The heat was very oppressive and we would all get very tired, footsore and weary. We always stopped over Sunday where we would have worship and have a glorious time as we had a number of good musicians in our company, who had brought their musical instruments with them. We saw lots of deer, antelope and buffalo, a few were killed. Also saw a few mountain sheep. The indians were our deread [dread] as there were so many of them and they were all on the warpath and we had to be so careful for fear they would kill us. One day we came upon a large number in Ish [Ash] Hollow, of Sioux Indians, we were very frightened of them. They were on their way to war with another tribe. My father gave them a large barrel of crackers and all the company gave them something and we got past them in peace. I had never seen an indian before. I was frightened of the indians and of the panthers roar at night. The loneliness of the plains nearly drove me wild. Mother and the children were like me and we were wishing every day we could reach our destination that night. There were a great many deaths in our company. We just had to sew the corpse in a sheet or blanket, dig a deep hole and bury them and go on.

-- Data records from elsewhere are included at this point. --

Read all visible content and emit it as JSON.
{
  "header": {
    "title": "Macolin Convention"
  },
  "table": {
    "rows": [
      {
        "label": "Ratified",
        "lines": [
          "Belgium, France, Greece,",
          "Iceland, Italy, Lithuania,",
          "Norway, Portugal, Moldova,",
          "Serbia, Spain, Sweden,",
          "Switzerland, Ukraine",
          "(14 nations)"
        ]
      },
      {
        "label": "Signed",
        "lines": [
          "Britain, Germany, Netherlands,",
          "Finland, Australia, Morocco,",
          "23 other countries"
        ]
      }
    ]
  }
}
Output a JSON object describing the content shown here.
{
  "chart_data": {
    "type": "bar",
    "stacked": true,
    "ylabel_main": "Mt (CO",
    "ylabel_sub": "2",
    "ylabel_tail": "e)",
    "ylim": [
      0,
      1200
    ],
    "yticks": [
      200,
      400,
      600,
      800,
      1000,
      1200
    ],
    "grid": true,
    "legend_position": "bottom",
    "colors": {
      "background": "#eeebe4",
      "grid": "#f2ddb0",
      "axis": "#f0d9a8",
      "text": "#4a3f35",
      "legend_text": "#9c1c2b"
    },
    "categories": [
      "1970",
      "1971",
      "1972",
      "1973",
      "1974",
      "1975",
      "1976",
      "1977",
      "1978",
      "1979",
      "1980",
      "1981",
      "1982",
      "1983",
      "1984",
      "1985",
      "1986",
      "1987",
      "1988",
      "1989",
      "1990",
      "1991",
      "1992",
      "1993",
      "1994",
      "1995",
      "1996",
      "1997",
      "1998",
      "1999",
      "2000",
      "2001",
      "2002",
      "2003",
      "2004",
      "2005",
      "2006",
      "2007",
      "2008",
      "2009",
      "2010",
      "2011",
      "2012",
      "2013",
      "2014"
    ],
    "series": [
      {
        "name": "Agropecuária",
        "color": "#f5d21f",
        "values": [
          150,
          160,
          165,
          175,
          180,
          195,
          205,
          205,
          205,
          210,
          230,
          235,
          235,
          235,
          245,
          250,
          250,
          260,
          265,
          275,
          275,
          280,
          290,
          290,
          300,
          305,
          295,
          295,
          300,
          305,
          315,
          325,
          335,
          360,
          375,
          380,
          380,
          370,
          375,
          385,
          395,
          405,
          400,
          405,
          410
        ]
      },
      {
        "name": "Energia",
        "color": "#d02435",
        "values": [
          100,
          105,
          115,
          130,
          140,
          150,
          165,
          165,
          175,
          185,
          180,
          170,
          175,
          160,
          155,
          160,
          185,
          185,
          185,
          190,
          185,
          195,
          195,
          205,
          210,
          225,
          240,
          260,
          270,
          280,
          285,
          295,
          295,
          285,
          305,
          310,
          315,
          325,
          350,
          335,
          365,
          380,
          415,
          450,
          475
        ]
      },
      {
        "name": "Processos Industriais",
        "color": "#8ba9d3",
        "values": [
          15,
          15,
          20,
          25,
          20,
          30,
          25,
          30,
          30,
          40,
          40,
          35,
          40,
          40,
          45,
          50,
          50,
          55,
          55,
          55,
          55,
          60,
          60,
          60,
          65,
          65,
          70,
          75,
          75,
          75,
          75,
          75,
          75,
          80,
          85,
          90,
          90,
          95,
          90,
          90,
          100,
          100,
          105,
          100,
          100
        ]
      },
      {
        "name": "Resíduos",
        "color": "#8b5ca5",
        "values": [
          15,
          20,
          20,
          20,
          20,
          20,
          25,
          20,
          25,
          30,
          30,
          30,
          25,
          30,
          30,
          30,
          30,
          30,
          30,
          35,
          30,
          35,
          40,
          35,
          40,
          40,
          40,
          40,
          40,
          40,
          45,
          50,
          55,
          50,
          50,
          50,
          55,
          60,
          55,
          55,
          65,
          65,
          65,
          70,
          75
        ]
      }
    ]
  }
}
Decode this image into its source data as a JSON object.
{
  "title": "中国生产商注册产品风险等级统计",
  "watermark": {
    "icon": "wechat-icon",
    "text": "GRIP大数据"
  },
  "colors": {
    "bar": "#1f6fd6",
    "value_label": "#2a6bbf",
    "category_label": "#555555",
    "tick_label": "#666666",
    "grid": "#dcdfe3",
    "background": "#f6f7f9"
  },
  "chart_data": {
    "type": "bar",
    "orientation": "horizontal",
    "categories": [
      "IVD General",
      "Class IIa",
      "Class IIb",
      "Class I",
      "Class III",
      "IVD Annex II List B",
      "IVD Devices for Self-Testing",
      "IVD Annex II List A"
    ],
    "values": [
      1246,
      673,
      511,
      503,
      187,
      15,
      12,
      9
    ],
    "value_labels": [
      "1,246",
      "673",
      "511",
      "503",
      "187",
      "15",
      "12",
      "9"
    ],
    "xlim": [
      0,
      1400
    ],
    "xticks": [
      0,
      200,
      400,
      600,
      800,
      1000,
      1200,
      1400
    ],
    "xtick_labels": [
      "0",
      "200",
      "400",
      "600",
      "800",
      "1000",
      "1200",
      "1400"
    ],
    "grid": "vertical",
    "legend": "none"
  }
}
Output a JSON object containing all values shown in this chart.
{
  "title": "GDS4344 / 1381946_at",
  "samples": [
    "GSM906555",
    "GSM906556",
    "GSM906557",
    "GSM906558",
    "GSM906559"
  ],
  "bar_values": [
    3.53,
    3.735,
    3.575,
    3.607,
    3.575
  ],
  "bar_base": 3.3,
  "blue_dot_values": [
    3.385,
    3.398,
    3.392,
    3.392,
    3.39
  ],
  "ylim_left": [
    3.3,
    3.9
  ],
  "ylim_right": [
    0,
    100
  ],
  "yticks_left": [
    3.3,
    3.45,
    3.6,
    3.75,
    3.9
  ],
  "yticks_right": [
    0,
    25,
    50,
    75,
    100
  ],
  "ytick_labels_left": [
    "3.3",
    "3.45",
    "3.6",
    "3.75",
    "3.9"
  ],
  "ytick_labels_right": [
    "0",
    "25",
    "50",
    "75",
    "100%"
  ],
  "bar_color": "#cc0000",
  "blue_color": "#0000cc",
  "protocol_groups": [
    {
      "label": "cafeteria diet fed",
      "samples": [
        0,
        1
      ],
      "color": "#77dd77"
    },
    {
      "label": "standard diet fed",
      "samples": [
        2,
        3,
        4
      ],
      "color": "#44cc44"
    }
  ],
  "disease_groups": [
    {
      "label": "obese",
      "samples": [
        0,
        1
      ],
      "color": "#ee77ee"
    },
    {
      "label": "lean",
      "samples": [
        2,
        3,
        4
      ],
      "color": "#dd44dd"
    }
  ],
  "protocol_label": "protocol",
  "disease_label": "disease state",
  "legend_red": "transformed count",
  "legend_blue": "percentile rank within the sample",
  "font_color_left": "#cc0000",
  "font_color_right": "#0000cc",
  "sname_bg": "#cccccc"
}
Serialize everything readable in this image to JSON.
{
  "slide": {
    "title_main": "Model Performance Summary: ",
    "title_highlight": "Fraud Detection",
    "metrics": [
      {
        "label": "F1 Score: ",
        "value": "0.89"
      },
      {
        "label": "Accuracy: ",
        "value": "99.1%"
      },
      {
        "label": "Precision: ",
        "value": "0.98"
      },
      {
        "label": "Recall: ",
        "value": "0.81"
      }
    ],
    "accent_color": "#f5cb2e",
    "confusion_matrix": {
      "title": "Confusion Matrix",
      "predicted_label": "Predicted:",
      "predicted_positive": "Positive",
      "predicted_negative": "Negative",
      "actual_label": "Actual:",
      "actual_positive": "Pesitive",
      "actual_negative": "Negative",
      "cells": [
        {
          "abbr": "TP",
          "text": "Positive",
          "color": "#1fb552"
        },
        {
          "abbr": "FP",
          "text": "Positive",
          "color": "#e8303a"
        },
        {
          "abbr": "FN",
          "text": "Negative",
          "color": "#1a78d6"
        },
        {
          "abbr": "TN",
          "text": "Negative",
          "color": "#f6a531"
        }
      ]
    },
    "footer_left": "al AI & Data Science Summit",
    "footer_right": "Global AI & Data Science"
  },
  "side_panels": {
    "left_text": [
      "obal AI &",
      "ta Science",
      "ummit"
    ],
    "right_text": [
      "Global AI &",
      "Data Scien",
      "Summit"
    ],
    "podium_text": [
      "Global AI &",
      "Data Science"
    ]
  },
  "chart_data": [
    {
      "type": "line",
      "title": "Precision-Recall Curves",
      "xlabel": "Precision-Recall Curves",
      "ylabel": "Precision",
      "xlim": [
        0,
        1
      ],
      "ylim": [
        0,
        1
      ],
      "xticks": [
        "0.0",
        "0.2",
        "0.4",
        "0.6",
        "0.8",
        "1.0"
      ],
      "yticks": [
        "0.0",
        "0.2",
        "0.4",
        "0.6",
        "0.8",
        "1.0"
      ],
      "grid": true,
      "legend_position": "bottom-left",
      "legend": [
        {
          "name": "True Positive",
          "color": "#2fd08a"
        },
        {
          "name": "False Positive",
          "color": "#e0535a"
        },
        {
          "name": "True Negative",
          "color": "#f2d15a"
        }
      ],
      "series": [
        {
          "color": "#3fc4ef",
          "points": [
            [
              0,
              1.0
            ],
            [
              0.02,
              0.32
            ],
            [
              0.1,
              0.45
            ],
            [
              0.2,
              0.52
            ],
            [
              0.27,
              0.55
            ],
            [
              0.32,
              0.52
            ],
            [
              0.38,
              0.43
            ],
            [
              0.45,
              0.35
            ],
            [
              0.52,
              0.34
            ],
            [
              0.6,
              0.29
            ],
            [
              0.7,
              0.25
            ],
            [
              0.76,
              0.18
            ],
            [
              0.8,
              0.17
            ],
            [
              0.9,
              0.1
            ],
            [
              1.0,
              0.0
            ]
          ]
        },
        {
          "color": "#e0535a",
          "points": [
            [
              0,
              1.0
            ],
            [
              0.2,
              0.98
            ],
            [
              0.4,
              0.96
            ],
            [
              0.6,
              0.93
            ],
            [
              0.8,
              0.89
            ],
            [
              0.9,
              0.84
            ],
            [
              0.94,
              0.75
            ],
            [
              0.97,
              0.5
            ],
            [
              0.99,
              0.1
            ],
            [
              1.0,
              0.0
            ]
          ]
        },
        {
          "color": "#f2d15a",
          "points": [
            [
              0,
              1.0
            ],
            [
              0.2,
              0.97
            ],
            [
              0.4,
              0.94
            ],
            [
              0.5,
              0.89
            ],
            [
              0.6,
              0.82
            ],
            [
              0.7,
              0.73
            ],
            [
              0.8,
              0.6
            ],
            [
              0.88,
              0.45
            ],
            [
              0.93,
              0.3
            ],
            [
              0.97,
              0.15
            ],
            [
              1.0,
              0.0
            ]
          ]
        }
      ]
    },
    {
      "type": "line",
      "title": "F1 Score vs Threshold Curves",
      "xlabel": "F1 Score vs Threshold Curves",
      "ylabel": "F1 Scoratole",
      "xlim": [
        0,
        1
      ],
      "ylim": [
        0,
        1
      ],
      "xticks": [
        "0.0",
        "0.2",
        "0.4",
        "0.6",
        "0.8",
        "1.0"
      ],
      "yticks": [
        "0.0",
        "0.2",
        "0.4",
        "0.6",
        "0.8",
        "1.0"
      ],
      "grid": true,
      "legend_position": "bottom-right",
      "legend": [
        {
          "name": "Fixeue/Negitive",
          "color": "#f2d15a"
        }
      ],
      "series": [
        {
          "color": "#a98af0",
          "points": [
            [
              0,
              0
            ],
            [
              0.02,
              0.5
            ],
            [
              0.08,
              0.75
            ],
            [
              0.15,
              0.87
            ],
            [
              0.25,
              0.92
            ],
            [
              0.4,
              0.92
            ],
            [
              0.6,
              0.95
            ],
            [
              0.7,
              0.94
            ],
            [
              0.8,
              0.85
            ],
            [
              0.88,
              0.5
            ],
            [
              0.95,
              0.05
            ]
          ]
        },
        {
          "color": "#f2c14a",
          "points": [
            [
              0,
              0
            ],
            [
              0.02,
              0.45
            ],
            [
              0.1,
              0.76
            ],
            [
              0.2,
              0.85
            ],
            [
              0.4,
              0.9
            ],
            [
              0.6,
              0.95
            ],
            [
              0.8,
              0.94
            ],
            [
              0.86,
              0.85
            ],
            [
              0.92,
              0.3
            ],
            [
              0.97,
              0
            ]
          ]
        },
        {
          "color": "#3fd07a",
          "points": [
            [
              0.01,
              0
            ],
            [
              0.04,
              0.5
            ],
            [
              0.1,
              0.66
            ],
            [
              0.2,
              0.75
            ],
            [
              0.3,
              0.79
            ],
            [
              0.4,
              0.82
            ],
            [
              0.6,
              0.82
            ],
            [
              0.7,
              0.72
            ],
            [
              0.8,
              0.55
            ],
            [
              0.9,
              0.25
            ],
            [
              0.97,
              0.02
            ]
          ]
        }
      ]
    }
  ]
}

Oh, the trials the saints endured no tongue can tell, and no pen can write the suffering. Mother [Priscilla Merriman Lewis] was confined at Ash Hollow. Dr. Richardson waited on her. A baby boy was born to her and he was named John Samuel Lewis. She did fine. My sister Mary [Lewis] had the mountain fever and nearly died. I was well during the whole journey and so were the other children. How we did rejoice after many weeks of travel we arrived on the big mountain and could look down on the Great Salt Lake and the Salt Lake Valley. We sung the songs of Zion in earnest and gave up thanks to God that he had watched over us and we were permitted to behold the land of Zion.
We came through Emmigration Canyon through the valley and on to the public square, where we camped with hundreds of others for a few weeks until we could get located. How little Salt Lake City seemed to us. The square was full of people to welcome us in. Brigham Young was there first and gave us a hearty welcome. Some were expecting their loved ones in the company and I tell you it was a grand reunion, a time of rejoicing together. I was glad our journey was ended, but I was very lonesome for awhile. We had been 3 months on the road and arrived in Salt Lake Sept. 30, 1854, just in time to attend the great October conference of the Saints, where we had a glorious time.